I set up a new Hadoop Cluster (containing 6 machines) with HDP 2.5. The Installation worked well and the first minutes everything seemed to work properly. But after a few minutes, two of the HBase services stopped working:
- HBase / host1.mydomain.de
- HBase Master Process: Connection failed [Errno 111] Connection refuced to host1.mydomain.de
- HBase / host6.mydomain.de
- HBase RegionServer Process: Connection failed [Errno 111] Connection refused to host6.mydomain.de
As I googled around for this issue, I found these tips:
- check and enable NTPD (enabled before installation, still disabled)

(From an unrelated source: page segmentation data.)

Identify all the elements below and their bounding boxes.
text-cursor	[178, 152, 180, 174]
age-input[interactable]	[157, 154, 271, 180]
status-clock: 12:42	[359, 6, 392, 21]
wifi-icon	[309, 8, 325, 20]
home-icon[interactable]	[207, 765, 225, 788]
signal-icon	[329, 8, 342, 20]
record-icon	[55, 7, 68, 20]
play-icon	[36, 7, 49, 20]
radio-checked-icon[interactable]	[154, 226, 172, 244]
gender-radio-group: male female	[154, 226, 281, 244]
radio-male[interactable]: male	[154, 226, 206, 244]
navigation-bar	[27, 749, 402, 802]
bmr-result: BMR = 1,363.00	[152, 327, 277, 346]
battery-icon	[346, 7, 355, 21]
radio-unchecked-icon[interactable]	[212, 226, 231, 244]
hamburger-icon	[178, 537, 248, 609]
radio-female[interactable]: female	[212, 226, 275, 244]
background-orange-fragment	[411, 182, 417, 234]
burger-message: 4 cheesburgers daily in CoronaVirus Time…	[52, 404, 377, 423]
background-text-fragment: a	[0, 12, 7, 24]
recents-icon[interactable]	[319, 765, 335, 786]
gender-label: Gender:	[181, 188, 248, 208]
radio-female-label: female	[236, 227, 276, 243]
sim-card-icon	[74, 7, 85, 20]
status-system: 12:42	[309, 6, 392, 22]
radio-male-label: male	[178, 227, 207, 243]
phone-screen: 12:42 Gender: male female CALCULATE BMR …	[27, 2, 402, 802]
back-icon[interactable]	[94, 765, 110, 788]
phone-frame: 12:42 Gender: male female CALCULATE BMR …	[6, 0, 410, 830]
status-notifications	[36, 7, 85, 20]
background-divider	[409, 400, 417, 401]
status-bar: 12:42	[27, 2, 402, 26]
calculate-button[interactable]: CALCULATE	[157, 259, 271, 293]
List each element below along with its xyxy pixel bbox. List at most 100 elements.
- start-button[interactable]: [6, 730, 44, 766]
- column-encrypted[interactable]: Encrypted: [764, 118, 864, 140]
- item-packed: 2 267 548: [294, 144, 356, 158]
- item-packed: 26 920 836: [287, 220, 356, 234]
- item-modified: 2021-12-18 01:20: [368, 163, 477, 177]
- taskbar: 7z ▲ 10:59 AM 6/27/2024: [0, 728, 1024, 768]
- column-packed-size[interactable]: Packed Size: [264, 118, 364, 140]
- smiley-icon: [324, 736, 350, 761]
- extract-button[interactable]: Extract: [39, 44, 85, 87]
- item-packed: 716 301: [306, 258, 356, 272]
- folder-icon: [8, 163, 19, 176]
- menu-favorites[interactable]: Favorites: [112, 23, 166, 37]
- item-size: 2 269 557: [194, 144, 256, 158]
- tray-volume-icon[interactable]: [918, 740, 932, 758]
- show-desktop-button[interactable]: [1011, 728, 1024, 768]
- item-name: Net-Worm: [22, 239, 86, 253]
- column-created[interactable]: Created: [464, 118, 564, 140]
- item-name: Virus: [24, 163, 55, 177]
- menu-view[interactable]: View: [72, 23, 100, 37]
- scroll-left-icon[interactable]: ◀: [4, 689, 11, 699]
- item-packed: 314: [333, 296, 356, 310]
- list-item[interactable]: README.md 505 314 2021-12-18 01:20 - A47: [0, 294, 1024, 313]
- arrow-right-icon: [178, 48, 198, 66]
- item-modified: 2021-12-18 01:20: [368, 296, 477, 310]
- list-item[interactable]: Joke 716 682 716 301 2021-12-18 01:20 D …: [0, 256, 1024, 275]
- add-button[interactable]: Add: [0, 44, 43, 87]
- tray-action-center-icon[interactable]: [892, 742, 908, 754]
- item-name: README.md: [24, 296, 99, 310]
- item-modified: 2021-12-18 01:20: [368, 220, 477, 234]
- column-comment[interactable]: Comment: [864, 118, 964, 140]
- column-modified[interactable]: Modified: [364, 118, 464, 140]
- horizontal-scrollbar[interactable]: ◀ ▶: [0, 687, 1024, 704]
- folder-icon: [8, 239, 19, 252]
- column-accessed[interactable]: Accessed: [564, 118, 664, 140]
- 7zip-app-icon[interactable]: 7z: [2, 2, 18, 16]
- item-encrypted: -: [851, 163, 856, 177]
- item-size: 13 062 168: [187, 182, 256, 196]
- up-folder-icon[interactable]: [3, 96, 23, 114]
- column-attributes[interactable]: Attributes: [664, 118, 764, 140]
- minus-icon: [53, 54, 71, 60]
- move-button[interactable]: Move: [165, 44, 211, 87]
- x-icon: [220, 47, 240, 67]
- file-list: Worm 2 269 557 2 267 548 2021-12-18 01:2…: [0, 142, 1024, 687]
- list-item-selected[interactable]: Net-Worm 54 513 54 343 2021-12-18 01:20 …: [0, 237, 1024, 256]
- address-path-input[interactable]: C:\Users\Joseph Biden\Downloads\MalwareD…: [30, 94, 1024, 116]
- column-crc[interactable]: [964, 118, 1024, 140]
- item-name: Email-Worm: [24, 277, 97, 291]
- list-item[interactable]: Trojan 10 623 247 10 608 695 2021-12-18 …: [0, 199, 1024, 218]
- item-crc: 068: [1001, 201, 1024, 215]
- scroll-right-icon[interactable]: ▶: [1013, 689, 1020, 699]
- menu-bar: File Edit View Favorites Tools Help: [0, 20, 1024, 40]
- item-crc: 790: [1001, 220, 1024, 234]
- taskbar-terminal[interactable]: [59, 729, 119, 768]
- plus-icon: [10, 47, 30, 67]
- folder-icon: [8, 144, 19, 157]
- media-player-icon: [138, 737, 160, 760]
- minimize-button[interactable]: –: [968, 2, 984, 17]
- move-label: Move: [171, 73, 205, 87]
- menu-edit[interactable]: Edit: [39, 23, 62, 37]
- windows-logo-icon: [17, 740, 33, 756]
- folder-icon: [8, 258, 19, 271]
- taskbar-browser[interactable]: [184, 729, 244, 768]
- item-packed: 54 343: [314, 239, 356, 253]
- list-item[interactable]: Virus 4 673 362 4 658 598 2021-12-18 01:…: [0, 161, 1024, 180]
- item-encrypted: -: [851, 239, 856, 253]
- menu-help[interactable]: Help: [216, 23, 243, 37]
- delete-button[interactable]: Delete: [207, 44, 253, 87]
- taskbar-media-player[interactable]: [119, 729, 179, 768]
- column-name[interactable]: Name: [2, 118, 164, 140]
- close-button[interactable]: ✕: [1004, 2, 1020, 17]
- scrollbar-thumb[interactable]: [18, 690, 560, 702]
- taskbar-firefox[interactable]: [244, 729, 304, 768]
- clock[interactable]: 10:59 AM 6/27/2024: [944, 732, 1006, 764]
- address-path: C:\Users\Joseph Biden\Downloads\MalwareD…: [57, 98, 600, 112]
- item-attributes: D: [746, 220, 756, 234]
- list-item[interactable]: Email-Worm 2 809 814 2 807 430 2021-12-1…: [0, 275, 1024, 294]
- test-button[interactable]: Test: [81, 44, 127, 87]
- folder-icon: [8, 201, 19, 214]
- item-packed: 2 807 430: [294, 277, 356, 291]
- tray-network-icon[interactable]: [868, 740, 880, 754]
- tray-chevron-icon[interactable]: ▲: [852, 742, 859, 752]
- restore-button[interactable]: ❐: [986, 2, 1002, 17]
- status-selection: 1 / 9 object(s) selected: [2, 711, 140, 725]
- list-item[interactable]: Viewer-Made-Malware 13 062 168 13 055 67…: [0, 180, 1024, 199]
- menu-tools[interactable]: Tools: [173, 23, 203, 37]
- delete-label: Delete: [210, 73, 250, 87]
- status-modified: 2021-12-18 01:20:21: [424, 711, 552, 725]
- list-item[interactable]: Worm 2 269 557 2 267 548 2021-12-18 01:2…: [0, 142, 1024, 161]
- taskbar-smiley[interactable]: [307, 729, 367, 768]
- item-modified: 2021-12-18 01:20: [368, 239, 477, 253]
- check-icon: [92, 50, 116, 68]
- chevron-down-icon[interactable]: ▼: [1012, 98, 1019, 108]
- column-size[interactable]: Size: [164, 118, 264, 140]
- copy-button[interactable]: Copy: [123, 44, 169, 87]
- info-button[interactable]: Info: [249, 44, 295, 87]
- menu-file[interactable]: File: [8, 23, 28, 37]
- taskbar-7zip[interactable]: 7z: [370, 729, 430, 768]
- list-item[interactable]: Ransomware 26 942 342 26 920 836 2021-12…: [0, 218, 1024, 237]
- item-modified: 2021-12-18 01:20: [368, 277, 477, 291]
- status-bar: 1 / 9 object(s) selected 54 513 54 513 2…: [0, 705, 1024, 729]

- check and disable Firewall (disabled before installation, still disabled)
- check and disable SELinux (disabled before installation, still disabled)
The point is, that all services were running at the beginning, so the services listed above should be configured correctly!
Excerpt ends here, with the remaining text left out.